Martine Durier-Copp and Joyline Makani along with co-researches, Deborah Kiceniuk and Alieda Blandford received the prestigious IJEDE Best Paper Award in May 2017 for “Strengthening Deeper Learning through Virtual Teams in E-learning: A Synthesis of Determinants and Best Practices”
In a follow-up post to Joyline’s overview of their research, CFAME Connection reached out to Martine and Joyline to provide a synopsis of their findings. Martine and Joyline suggest that the core phenomenon of conversation fortifies deeper learning in virtual teams and e-learning environments.
Incidentally, this interview is proof that virtual teams are global. At the time of writing this post, Martine was travelling in Spain, Joyline was in Halifax, and I was in Vancouver. We hope that you will join the discussion by sharing your e-learning experiences. As Martine noted: “our students also help to build this base of knowledge – all student projects contribute to this exercise.”
Martine: Recently, there has been an increased focus on deeper learning in higher educational settings. And by deeper learning, we mean delivering robust course content in ways that engage students to study, integrate and apply what they have learned. Deeper learning fosters competencies required to participate within our social milieu: critical thinking, collaborative and communication skills, for example. Our objective was to identify the core skills and knowledge from research that reinforce each other and together promote deeper learning, specifically within the context of e-learning
Joyline: Virtual teams have become ubiquitous. However, they have not been empirically studied in the academic sphere, and little is known about their effectiveness as a learning mechanism in e-learning. Martine and I were eager to pursue this area of investigation.
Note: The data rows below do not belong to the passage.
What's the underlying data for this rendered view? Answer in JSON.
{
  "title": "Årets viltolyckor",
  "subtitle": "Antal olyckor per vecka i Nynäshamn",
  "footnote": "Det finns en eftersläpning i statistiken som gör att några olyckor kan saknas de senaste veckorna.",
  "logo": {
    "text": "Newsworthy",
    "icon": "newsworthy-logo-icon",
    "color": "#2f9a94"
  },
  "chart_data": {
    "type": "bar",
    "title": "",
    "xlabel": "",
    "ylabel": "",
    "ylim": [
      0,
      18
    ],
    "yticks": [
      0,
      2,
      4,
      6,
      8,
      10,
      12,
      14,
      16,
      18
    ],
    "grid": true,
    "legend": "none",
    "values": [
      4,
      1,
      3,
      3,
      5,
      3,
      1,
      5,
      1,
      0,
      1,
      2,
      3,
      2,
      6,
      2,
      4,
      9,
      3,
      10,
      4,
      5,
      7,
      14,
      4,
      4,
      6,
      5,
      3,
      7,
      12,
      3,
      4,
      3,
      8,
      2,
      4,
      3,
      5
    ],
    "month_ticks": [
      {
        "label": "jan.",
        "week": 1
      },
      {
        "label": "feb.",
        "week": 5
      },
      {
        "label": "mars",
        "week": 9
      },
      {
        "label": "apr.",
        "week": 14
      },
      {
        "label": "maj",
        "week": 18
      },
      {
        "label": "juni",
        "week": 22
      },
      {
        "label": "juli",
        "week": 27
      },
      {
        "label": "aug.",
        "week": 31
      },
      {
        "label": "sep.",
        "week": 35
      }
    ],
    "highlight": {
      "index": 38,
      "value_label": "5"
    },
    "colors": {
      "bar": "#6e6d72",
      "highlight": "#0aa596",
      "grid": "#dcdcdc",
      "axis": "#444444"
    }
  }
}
There is growing practical evidence that one of the key factors for e-learning success is an understanding of the social component of learning, i.e., the importance of person-to-person, and group/team interactions within the e-learning framework.
Martine: Our experience and research found that most workplace training and graduate teaching in e-learning environments utilize group work. Group or team work, according to precepts of adult education, nurtures deeper learning. Team work provides skills that professional programme students require in the workplace, where teams are the norm today and team work a required skill set. When there is a collaborative environment for learning, more experiences are shared and knowledge can be processed from different perspectives. Moreover, concepts learned by examining them from a number of different perspectives can enhance learning.
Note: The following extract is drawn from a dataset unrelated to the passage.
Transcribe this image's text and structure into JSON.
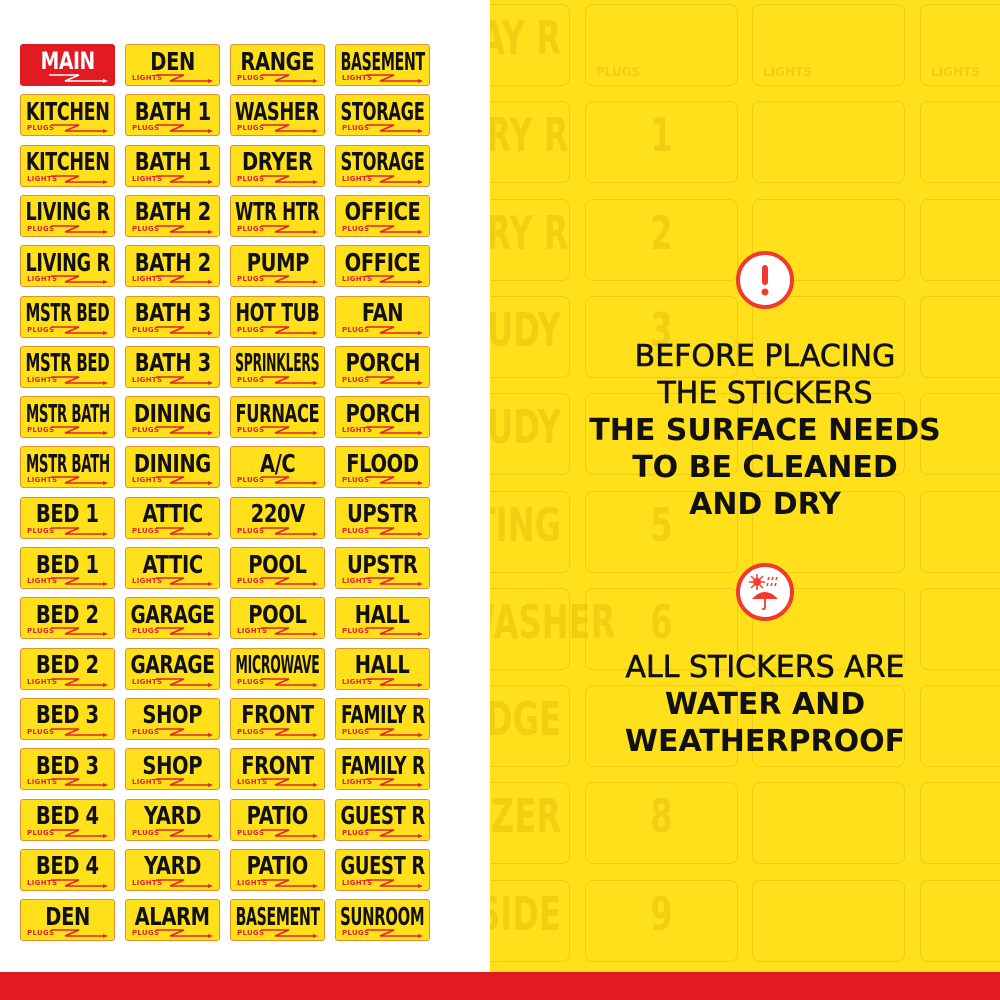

Joyline: Our research demonstrated that the core phenomenon of conversation fortified virtual teams and e-learning environments. Conversation is the all-embracing term that describes socialization as well as communication processes within the learning environment. Conversation is identified as allowing learners to experience social presence and develop a feeling of belonging and psychological closeness, which is crucial to the development of deeper learning. Within the e-learning literature concepts such as collaboration, community and connectedness dominated the results pointing to student satisfaction and success.
Martine: Learning is about conversations. It is our conversations that allow us to experience social presence and develop a feeling of trust. When we work within a compassionate and supportive team, our learning potential is enhanced. Conversations encourage deeper learning.
Joyline: Martine and I believe that our study findings will strengthen e-learning program planning and delivery within educational centres that are already engaged in e-learning, as well as convey important best practices for learning centres at the beginning stages of e-learning development.
Martine: Adding to Joyline’s comment, we believe our study also has broad societal implications. It has the potential to fuel social and economic development and innovation, and to inspire lifelong learning in our society.